2. Znana od wieków ezoteryka poleca sporo gwiazd do mistycznych kontemplacji, tak na Wschodzie jak i na Zachodzie: Syriusz, Plejady (Bahulika), Hiady, Polarna (Dhruwa), Wega, Aldebaran. Ci „znawcy” centrum Galaktyki pewnie nawet nie wiedzą, że takie już są a pokazać na niebie z reguły ich nie umieją, tak jak i większość zachodnich tak zwanych astrologów, którzy nie potrafią na niebie pokazać ani ekliptyki, ani równika niebieskiego, nie mówiąc już planetach takich jak Jowisz, Mars, Saturn, Merkury czy Wenus, co zupełnie dyskwalifikuje ich rzekome zdolności astropsychologiczne. Z taką indolencją wiele razy się spotykamy u ludzi w Ameryce i Europie.
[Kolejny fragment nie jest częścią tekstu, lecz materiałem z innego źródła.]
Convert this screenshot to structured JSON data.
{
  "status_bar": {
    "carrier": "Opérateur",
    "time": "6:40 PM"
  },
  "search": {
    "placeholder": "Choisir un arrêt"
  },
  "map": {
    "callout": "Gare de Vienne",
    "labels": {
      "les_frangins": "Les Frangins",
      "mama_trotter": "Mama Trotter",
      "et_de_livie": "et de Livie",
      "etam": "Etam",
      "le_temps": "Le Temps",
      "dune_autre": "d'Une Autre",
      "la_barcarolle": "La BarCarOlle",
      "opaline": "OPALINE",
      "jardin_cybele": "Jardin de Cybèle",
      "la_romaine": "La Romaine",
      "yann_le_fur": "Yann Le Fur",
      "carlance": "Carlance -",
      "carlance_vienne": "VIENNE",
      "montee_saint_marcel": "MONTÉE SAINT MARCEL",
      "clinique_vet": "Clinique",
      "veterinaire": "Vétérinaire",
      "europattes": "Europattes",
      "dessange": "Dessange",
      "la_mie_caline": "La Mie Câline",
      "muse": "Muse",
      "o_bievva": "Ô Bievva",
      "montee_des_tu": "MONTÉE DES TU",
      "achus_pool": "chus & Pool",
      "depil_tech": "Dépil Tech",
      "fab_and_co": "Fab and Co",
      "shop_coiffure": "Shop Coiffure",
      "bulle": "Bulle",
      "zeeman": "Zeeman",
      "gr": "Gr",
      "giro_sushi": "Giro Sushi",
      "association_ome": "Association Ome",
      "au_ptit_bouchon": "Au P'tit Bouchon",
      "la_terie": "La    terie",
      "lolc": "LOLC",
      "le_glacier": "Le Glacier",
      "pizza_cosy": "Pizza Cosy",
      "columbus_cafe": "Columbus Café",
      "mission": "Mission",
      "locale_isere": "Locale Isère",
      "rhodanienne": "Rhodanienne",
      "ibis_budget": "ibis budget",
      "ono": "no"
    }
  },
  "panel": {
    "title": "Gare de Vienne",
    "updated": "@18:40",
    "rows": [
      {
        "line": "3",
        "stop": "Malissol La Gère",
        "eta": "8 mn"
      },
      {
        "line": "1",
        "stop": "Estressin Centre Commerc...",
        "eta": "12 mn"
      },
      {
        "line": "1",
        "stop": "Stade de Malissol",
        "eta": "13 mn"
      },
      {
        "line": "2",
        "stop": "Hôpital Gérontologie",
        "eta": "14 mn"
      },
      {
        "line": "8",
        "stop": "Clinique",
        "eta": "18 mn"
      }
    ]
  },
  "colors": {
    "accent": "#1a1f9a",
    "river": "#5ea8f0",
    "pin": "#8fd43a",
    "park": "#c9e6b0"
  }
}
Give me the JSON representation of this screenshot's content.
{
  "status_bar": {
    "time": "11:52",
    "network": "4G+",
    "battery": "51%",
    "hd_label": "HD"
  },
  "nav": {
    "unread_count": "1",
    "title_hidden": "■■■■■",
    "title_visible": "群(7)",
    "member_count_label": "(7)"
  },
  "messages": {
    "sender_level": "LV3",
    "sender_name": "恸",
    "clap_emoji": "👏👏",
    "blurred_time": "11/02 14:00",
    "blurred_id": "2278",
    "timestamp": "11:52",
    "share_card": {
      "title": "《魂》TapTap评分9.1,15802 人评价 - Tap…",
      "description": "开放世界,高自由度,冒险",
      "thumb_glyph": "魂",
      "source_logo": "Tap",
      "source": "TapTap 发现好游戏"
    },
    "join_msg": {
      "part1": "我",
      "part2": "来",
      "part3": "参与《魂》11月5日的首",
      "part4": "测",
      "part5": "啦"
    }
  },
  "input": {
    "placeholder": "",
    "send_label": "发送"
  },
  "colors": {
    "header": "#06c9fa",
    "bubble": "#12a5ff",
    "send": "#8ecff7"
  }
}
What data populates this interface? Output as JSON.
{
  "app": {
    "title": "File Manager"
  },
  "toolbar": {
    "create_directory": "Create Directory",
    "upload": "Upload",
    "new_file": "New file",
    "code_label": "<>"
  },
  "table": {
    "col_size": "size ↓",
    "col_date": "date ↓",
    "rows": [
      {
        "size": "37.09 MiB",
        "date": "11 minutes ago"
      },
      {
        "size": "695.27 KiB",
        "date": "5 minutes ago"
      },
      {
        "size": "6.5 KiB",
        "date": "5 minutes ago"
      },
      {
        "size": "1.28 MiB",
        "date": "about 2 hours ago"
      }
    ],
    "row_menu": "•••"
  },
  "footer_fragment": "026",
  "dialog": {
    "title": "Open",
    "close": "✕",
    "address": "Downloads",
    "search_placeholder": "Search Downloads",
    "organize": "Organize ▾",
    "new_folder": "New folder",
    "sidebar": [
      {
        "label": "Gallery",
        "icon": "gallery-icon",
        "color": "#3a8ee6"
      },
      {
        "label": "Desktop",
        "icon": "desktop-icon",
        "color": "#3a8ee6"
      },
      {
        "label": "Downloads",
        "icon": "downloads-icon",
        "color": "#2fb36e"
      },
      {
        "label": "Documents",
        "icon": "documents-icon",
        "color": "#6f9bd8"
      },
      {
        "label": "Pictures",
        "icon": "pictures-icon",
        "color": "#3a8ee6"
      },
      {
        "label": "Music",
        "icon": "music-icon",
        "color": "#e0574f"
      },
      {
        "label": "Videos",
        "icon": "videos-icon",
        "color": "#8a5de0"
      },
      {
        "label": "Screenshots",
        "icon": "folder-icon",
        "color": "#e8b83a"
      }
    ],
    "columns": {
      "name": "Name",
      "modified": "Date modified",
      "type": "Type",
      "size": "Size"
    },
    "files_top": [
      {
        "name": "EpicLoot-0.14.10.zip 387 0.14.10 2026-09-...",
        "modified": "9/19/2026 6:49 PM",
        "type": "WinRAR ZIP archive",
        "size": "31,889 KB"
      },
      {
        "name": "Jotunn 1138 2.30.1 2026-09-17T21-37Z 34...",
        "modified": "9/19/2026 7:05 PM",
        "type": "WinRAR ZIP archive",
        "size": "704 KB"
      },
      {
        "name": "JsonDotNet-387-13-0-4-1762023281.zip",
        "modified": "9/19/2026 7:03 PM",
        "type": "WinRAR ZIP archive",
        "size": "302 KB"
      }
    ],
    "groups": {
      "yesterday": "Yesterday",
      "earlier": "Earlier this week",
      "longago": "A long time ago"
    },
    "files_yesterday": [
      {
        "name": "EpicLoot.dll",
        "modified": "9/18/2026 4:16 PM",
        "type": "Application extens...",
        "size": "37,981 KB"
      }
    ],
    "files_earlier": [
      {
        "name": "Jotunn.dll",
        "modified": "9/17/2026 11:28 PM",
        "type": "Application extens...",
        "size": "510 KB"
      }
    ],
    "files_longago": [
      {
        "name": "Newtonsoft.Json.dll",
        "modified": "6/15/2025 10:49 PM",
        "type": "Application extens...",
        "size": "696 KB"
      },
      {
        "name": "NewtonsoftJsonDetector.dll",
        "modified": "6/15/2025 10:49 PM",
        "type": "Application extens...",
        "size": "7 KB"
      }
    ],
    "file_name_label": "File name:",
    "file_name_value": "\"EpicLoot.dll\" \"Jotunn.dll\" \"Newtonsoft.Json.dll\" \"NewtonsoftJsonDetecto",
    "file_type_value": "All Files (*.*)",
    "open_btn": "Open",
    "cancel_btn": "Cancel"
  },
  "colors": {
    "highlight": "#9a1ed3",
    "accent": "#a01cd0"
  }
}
Widzimy także mnóstwo tak zwanych numerologów, którym nie wiedzieć dlaczego nowy rok numerologiczny zaczyna się we wrześniu, chociaż powszechnie wiadomo, że liczba roku zmienia się wtedy, kiedy nowa liczba daty się pojawia, zgodnie z obowiązującym społecznie kalendarzem, zatem w Europie i Ameryce, zawsze z ostatniego dnia roku w Sylwestra na pierwszy dzień Nowego Roku kolejnej wibracji liczbowej, np. z 1998 na 1999. Tacy to są ludzie Zachodu, że wymyślają w swej niewiedzy teorie tak absurdalne, że gołym okiem widać przekręt bezrozumu.
3. Ludzie często mawiają: “moim mistrzem jest Jezus, moim Budda, moim Kryszna, a moim sam Bóg”, ale wszystko to iluzja, złudzenie, majaczenie. Iśvara (Iśwara) czyli Mistrz zdefiniowany jest jasno i wyraźnie jako Pranin, czyli osoba żyjąca, oddychająca, inaczej mówiąc jakieś aktualnie żyjące wcielenie Boskości. Idea Mistrza Duchowego przyszła ze Wschodu i nie należy jej wykręcać na wszystkie możliwe sposoby. Jezus, Buddha, Krishna, Osho, Zaratushtra, i wielu innych dawniej żyjących to nie są istoty mieszczące się w kategorii “Mój Mistrz”. Zmarły był mistrzem dla tych, których uczył jak żył tutaj na Ziemi, w fizycznej inkarnacji. Zastanawiające, jak proste, jasne i oczywiste idee są makabrycznie wręcz wykręcane przez ludzi żyjących na Zachodzie. Ciekawe jakim siłom zależy, żeby ludzie na Zachodzie mieli wypaczony obraz Mistrzów? A i jeszcze ważne jest, że coś takiego, jak “Takitoataki jest moim Mistrzem” można powiedzieć tylko w wypadku, gdy żyjąca realnie w tym świecie Osoba Mistrza aprobuje relację, przyjęła kogoś jako Ucznia. Inaczej mówiąc rzeczywiście potwierdza, że przyjęła kogoś jako Ucznia, zwykle zresztą poprzez Inicjację, czyli Dikszan. Podobnie za stwierdzeniami “Mój Profesor” albo “Mój Promotor” zawsze kryją się konkretne żywe osoby. Taki ideał relacji Mistrz-Uczeń daje Wschód, ideał jest ze Wschodu, i nawet w cechu rzemiosł go znają, ale na kursach rzekomo ezoterycznych i duchowych przekręcają. Szkoda to wielka, że ludzie niby duchowi nie zawsze te proste rzeczy do wiadomości przyjmują żyjąc w iluzjach i złudzeniach, że ktoś kto dawno umarł jest ich Mistrzem Duchowym czy Guru.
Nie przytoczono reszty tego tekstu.